J Neurol Surg B Skull Base 2015; 76 - A068
DOI: 10.1055/s-0035-1546535

Endoscopic Surgery of the Cerebellopontine Angle: Barriers to Adoption

John Y. Lee 1, Kalil Abdullah 1, Jayesh P. Thawani 1, Dmitry Petrov 1, Jason Brant 1, Douglas Bigelow 1, Michael Ruckenstein 1
  • 1University of Pennsylvania, United States

Introduction: Endoscopic- assisted surgery of the cerebellopontine angle (CPA) has been utilized for over a decade, but unlike the skull base surgeon's experience in the transnasal route, transition to a fully endoscopic procedure within the CPA has not gained widespread acceptance. This study reviews a single surgeon's experience (J. Y. K. L.) with an emphasis on endoscopic versus microscopic surgical techniques in the CPA.

Methods: This is a retrospective review of all surgical procedures performed by a single neurosurgeon (J. Y. K. L.) from 2006 to 2014 (MVD) and from 2011 to 2014 (acoustic neuroma).
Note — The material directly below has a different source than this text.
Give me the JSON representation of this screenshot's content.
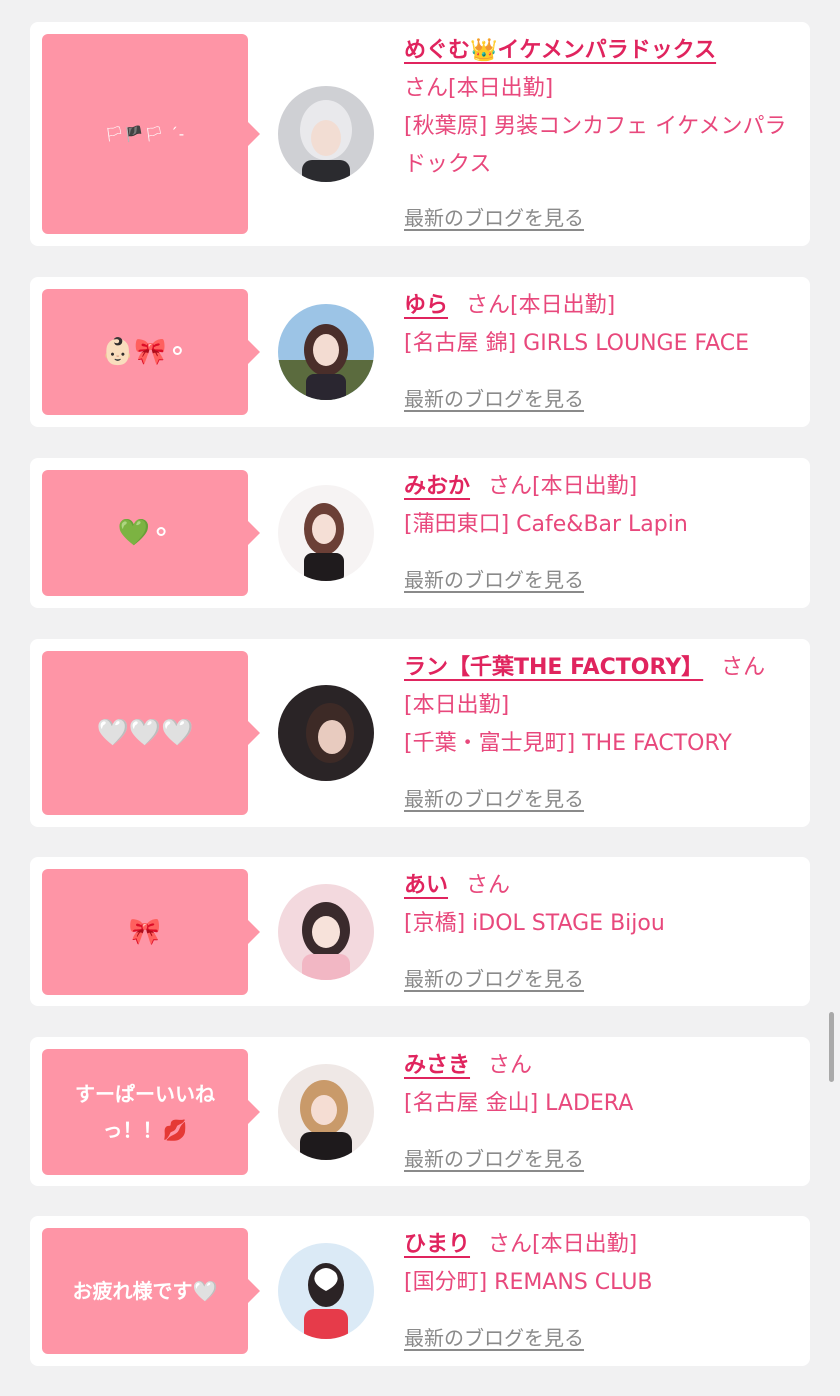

Results: Over the time period from 2006 to 2014, 265 microvascular decompressions were performed through a retrosigmoid route, (89% for trigeminal neuralgia and the remainder for hemifacial spasm and other indications). Of the MVD procedures, 127 procedures (48%) were performed with endoscopic visualization only (without a microscope). Over the past 2 years, more than 95% of MVD procedures have been performed purely with an endoscope, representing the gradual transition from microscopic to fully endoscopic.

Endoscope adoption for acoustic neuroma resection demonstrates a different pattern of adoption as compared with MVD. Over a 3-year time period, 83 acoustic neuroma resections were performed through retrosigmoid (79%) or translabyrinthine (21%) route. About 16% of procedures were performed with the use of the endoscope, and in all the cases the endoscope was used as an adjunct—endoscope assisted—instead of fully endoscopic. Specific limitations of adoption of the fully endoscopic approach for tumor resections as compared with MVD include the following: tumor bleeding, difficulty in keeping endoscope clean during drilling of the IAC, instrument clash, and learning curve by surgical team members.

Conclusion: In experienced hands, fully endoscopic CPA surgery offers superb visualization and illumination and is both safe and effective, especially for microvascular decompression. The transition to a fully endoscopic resection of acoustic neuroma necessitates additional experience and steeper learning curve by both ENT and neurosurgical team members. Future adoption of a fully endoscopic cerebellopontine angle surgery will require attention to these specific points.